Exhausted MPs unable to summon the energy to fight Vlad's sabre-rattling

Michael Fallon defence secretary
Defence secretary Michael Fallon at Downing Street. He was back on party message, talking about Britain’s military focus being on Isis and Ebola. Photograph: Mark Thomas/REX/Mark Thomas/REX

By the time David Cameron got to update MPs on assorted EU crises in Ukraine, Greece, Libya and runaway-to-Syria schoolgirls on Monday, some backbenchers were sufficiently exhausted to need another half-term break. Why so?

Not just because the shadow chancellor, Ed Balls, was rash enough to raise the HSBC tax scandal again.

In doing so he gave George (where is he?) Osborne the chance to launch the most savage counter-offensive since pro-Russia forces last broke the Minsk ceasefire. It was painful but, as usual in these situations, both sides blamed each other for starting it.

No, the exhaustion set in almost as soon as post-break MPs plonked down on the green leather benches for defence question time. An opportunity for Michael Fallon, still a trainee defence secretary, to rattle his sabre as he did last week about the “clear and present danger” posed to Nato by Vladimir Putin’s Russia?
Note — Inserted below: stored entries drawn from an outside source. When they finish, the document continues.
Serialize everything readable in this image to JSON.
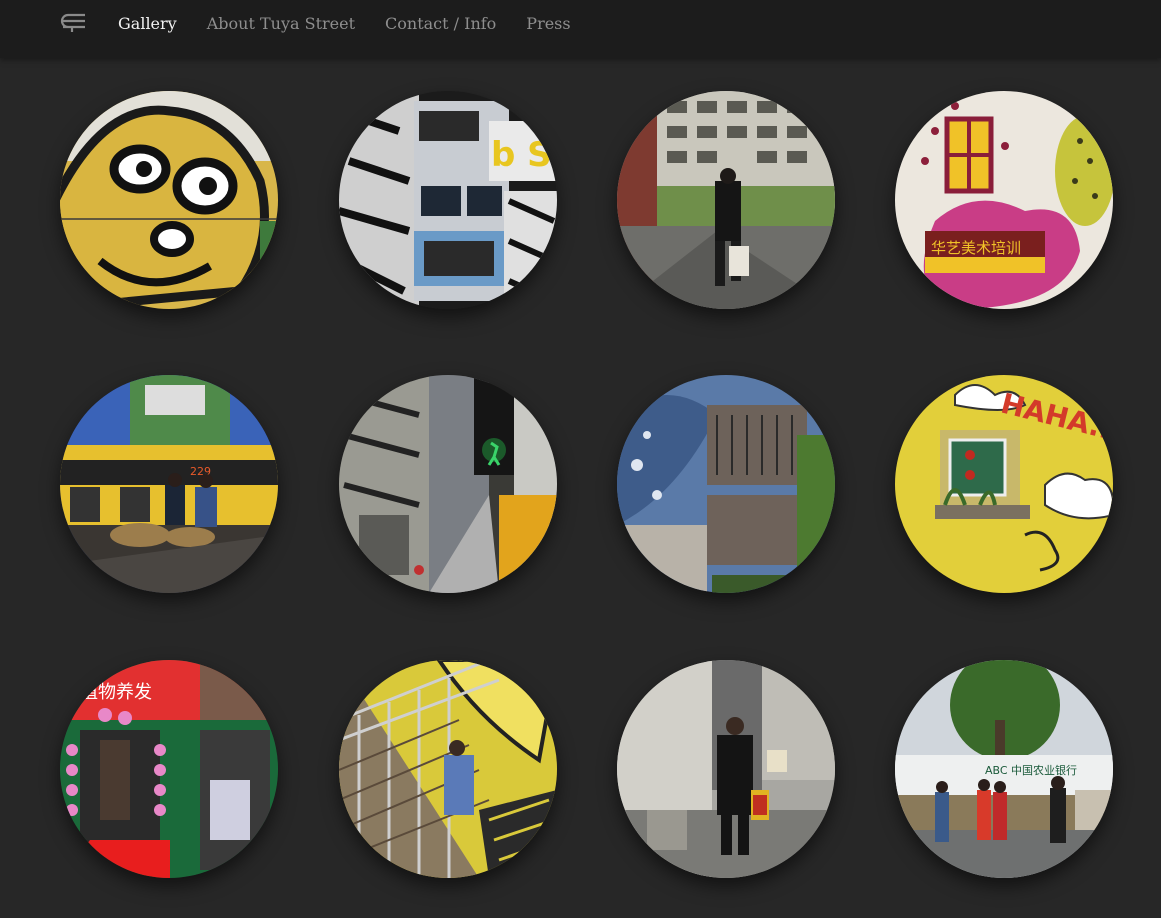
{
  "header": {
    "nav": [
      {
        "label": "Gallery",
        "active": true
      },
      {
        "label": "About Tuya Street",
        "active": false
      },
      {
        "label": "Contact / Info",
        "active": false
      },
      {
        "label": "Press",
        "active": false
      }
    ]
  },
  "gallery": {
    "columns": 4,
    "rows": 3,
    "photos": [
      {
        "name": "yellow-cartoon-face-mural",
        "text": ""
      },
      {
        "name": "black-white-graffiti-apartment",
        "text": ""
      },
      {
        "name": "man-walking-toward-apartment-block",
        "text": ""
      },
      {
        "name": "pink-mural-with-shop-sign",
        "text": "华艺美术培训"
      },
      {
        "name": "yellow-bus-street-market",
        "text": "229"
      },
      {
        "name": "pedestrian-signal-alley",
        "text": ""
      },
      {
        "name": "blue-fish-mural-balconies",
        "text": ""
      },
      {
        "name": "yellow-haha-mural-balcony",
        "text": "HAHA..."
      },
      {
        "name": "shop-entrance-pink-balloons",
        "text": "植物养发"
      },
      {
        "name": "yellow-stairway-graffiti",
        "text": ""
      },
      {
        "name": "man-in-suit-with-bag",
        "text": ""
      },
      {
        "name": "people-at-bank-street",
        "text": "ABC 中国农业银行"
      }
    ]
  },
  "colors": {
    "background": "#272727",
    "topbar": "#1c1c1c",
    "nav_active": "#f2f2f2",
    "nav_inactive": "#8e8e8e"
  }
}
Not a bit of it. Downing Street had hosed Fallon down. Thatcherite holdover he may be, but he was back on message.

Britain’s active military operations are “currently against Isis and Ebola”. It has 600 personnel working to supply Iraq against Isis (we have 1,200 in the Falklands) with bullets, machine guns, bomb detectors and other kit which he kept describing as being “gifted” – as if they were a tax scam.
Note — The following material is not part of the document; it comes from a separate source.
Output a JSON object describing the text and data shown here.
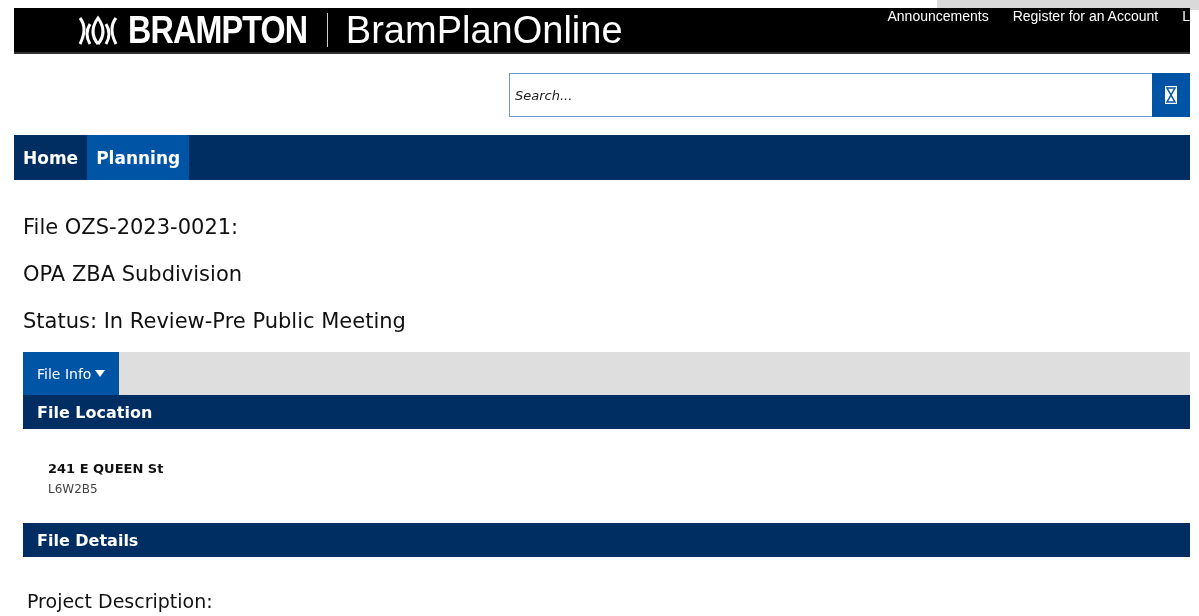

But Russian incursions against UK airspace and waters? “We must respond, but not in the sense of being provoked,” he said. Dear me, no. We must ensure that any incursion is “er, properly, er, properly dealt with”.

It was the same with separatist incursions in Ukraine. MPs on both sides stressed the need to stand up to Putin, but nothing rash from Britain’s cuts-ravished armed forces. Any more trouble from you, Vlad, and you can expect, er, more sanctions.
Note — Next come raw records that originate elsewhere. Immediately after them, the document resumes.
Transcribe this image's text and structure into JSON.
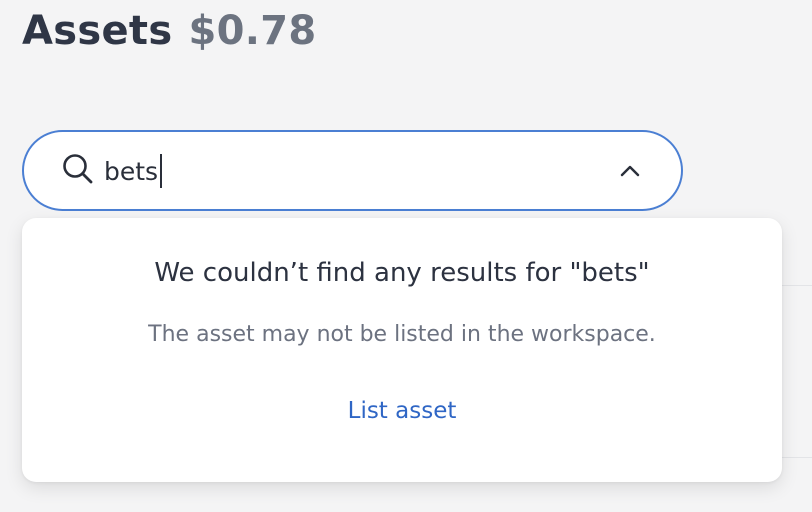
{
  "header": {
    "title": "Assets",
    "balance": "$0.78"
  },
  "search": {
    "value": "bets",
    "icon": "search-icon",
    "toggle_icon": "chevron-up-icon"
  },
  "results": {
    "empty_title": "We couldn’t find any results for \"bets\"",
    "empty_subtitle": "The asset may not be listed in the workspace.",
    "action_label": "List asset"
  },
  "colors": {
    "accent": "#2f66c5",
    "focus_border": "#4b7fd3",
    "title": "#2f3646",
    "muted": "#6c7380"
  }
}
What got them much more excited was the need to enforce the military covenant that looks after ex-soldiers and get more of them on the housing ladder via the coalition’s Help to Buy scheme: 4,000 so far, only 20% officers.

Taken together with slightly massaged figures on the recruitment drive to boost the reserves (up 560 net this year), it will not have put the fear of God into the Russian military attache. The average age of reservists is mid-30s.

Balls v Osborne was more frightening. The chancellor has been so invisible lately that his mum must have worried that he’d slipped off to Syria. Not so.

Ed’s urgent question posed five questions about HSBC. Osborne contemptuously spat them all back on persuasive grounds.

The alleged offences took place on Labour’s watch, were revealed in 2009 and Stephen Green, HSBC’s then-chairman, had first been lured into Whitehall by Gordon Brown, the Two Eds’ fairy godfather. Labour MPs did their best to rally, but it was an aggressive first-round knockout.

After that the prime minister’s report from the latest EU summit could only be an anticlimax. Some MPs seem to have forgotten Britain is still a member. Dave couldn’t work up much enthusiasm either.

Europe will improve its efforts to curb internet grooming and Syria-bound runaways. Russia can expect more sanctions. Greece’s Alexis Tsipras should cut a deal with Brussels which would be in Britain’s interests, but it’s the eurozone’s problem to solve, not ours. Weren’t we clever to stay out?

Arch-Eurosceptic Bill Cash protested that Germany (not Russia) seems to be getting over-assertive.

If I were a German creditor, I’d want to get my money back too, but it’s all a matter for them, said Dave. Welcome to bit-player Britain.